Praticienne de la confrontation linguistique, La France insoumise affirme l’exigence d’un langage politique frontal. Enfin du réel en politique ! Pourquoi faudrait-il que la violence soit partout sauf dans le langage de la politique ? La prédélimitation contemporaine de l’espace du dicible fonctionne comme un redoutable instrument d’éradication de tout ce qui définit une parole de gauche – c’est-à-dire une parole qui bouscule, qui nomme le monde pour ce qu’il est : un monde d’antagonisme, un monde de confrontation, un monde cruel. Comme nous l’a appris le sociologue Abdelmalek Sayad, la politique, ce n’est pas la politesse. C’est même le contraire.

Contre le suivisme de la politique actuelle

L’hostilité militante que suscitent La France insoumise et les campagnes de dénigrement menées contre elles sont une réaction à son refus d’obtempérer, son insistance à employer des concepts ou des tactiques qui, au lieu d’euphémiser ce qui se passe, désignent des affrontements concrets et donc des adversaires. L’offensive idéologique contemporaine qui cherche à discréditer La France insoumise en voulant construire le champ politique sur l’exclusion de ce type de parole vise donc l’idée même de gauche. Pour être acceptable, il faudrait que la gauche ne soit plus la gauche. Et l’on ne peut donc être qu’accablé lorsque l’on constate que certains, qui devraient être solidaires, se prêtent à ce jeu mortifère, révélant ainsi une disposition plus grande à la docilité qu’à la résistance.

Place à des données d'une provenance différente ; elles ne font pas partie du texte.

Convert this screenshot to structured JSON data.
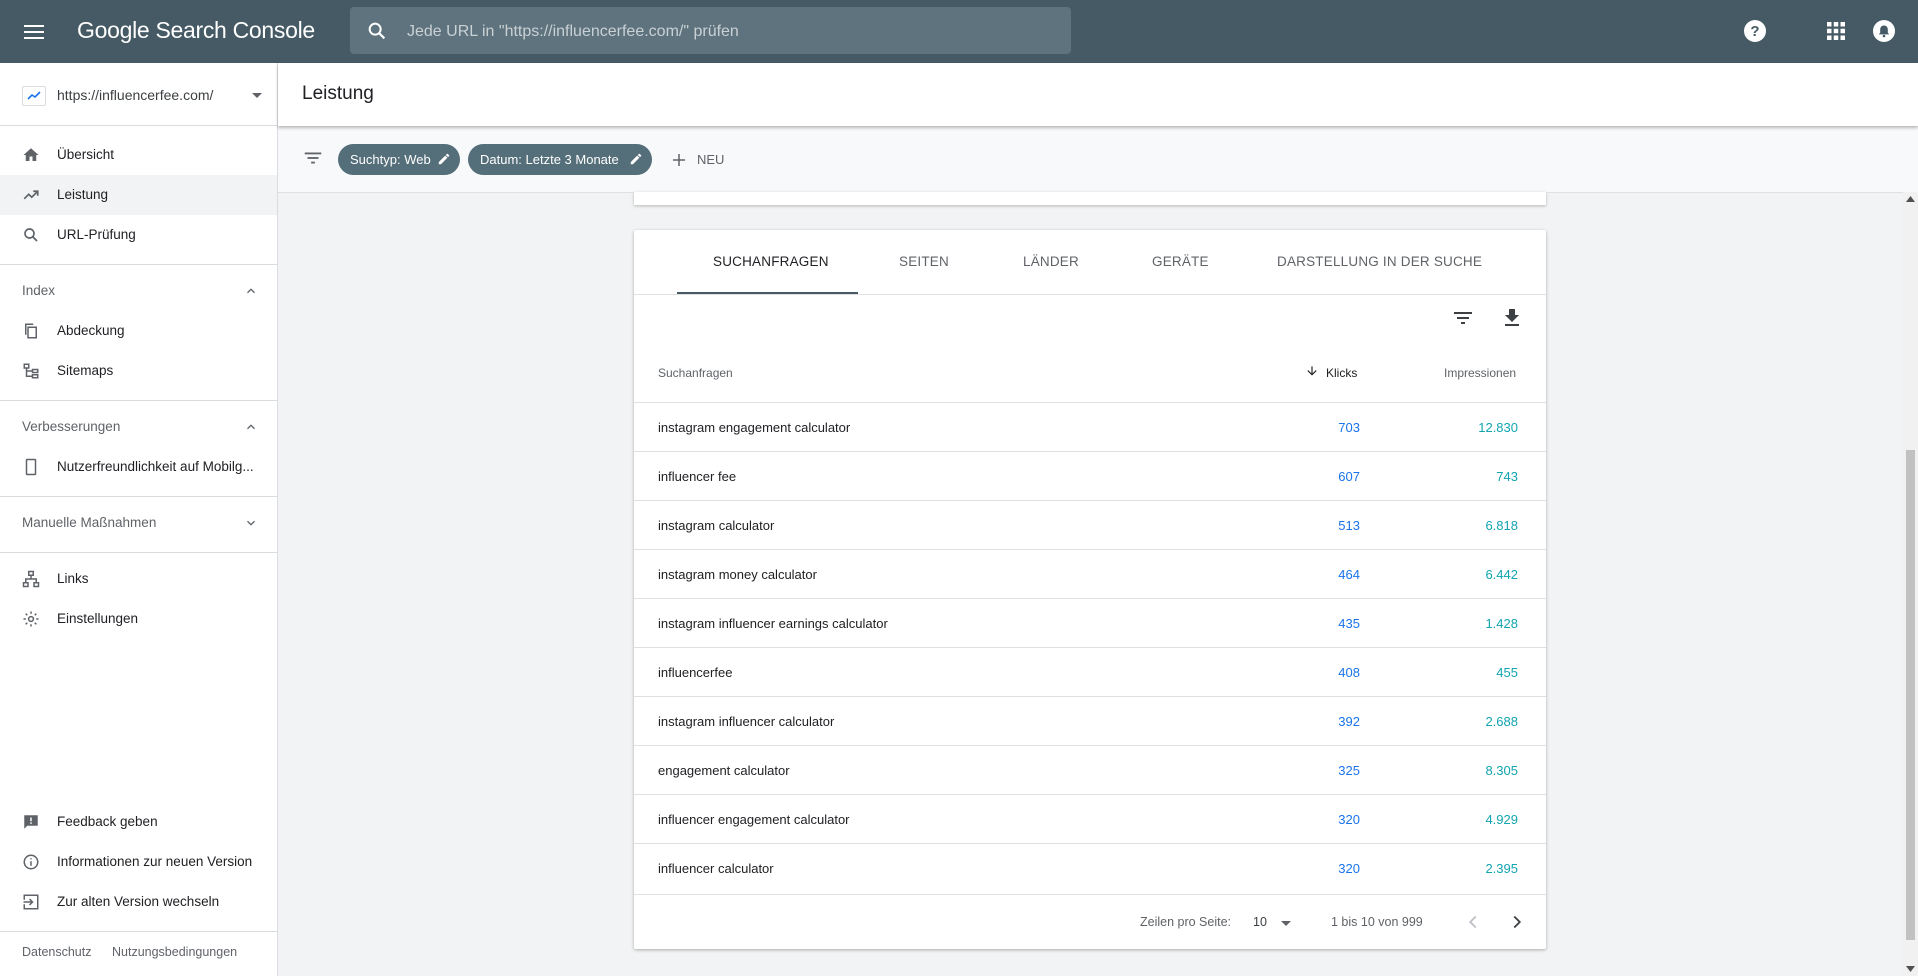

Il y a quelque chose dans l’attitude de La France insoumise que l’on pourrait désigner comme «une éthique de la rétivité». La gauche, ce ne peut pas être le conformisme. La gauche, c’est la critique généralisée et la confrontation, ce n’est ni la connivence ni l’invocation vide de sens.

Le rapport au discours de La France insoumise fonctionne aujourd’hui comme un test de domestication. L’un des comportements les plus pathétiques de la politique actuelle, c’est le suivisme – le fait de parler comme on imagine qu’il faut parler en anticipant la réaction des réseaux sociaux ou pour être invité dans les médias –, se privant alors de la possibilité de tenir un discours qui ferait dissensus.

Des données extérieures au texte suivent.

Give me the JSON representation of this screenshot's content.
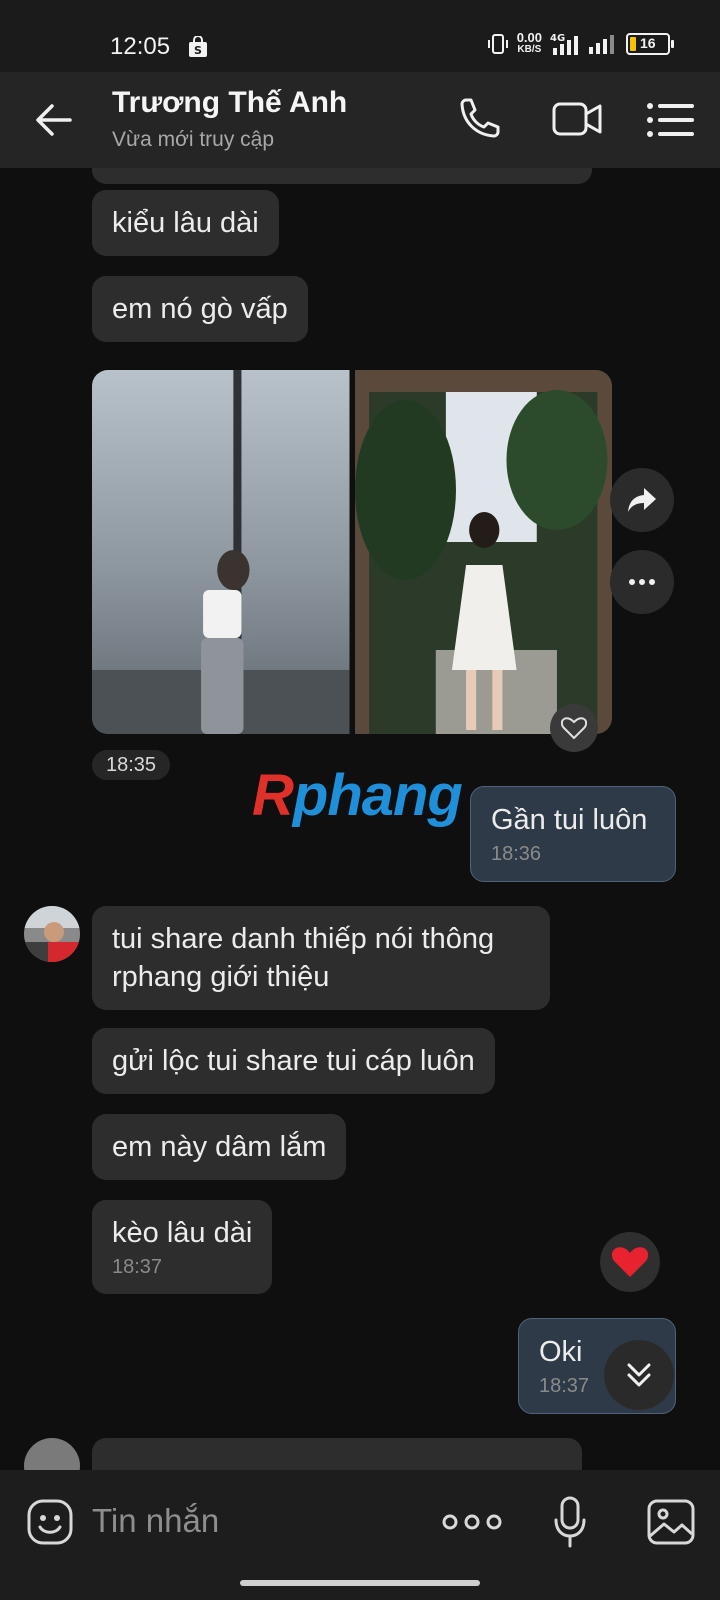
{
  "status_bar": {
    "time": "12:05",
    "net_speed": "0.00",
    "net_unit": "KB/S",
    "network_type": "4G",
    "battery_level": "16"
  },
  "header": {
    "name": "Trương Thế Anh",
    "status": "Vừa mới truy cập"
  },
  "messages": [
    {
      "dir": "in",
      "text": "kiểu lâu dài"
    },
    {
      "dir": "in",
      "text": "em nó gò vấp"
    },
    {
      "dir": "in",
      "type": "photos",
      "count": 2,
      "time": "18:35"
    },
    {
      "dir": "out",
      "text": "Gần tui luôn",
      "time": "18:36"
    },
    {
      "dir": "in",
      "text": "tui share danh thiếp nói thông rphang giới thiệu"
    },
    {
      "dir": "in",
      "text": "gửi lộc tui share tui cáp luôn"
    },
    {
      "dir": "in",
      "text": "em này dâm lắm"
    },
    {
      "dir": "in",
      "text": "kèo lâu dài",
      "time": "18:37",
      "reaction": "heart"
    },
    {
      "dir": "out",
      "text": "Oki",
      "time": "18:37"
    }
  ],
  "watermark": {
    "first": "R",
    "rest": "phang"
  },
  "input": {
    "placeholder": "Tin nhắn"
  },
  "colors": {
    "background": "#0f0f0f",
    "bubble_in": "#2d2d2d",
    "bubble_out": "#2f3a48",
    "reaction_heart": "#e8222f"
  }
}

Si la gauche contemporaine est menacée par quelque chose, c’est par l’action combinée de la restriction de notre espace discursif et de la quête de respectabilité propre à certains acteurs du champ politique. Et c’est à l’inverse dans l’indocilité réfléchie contre les pouvoirs institués, qui caractérise l’attitude de La France insoumise, qu’elle trouve, aujourd’hui, sa plus parfaite définition.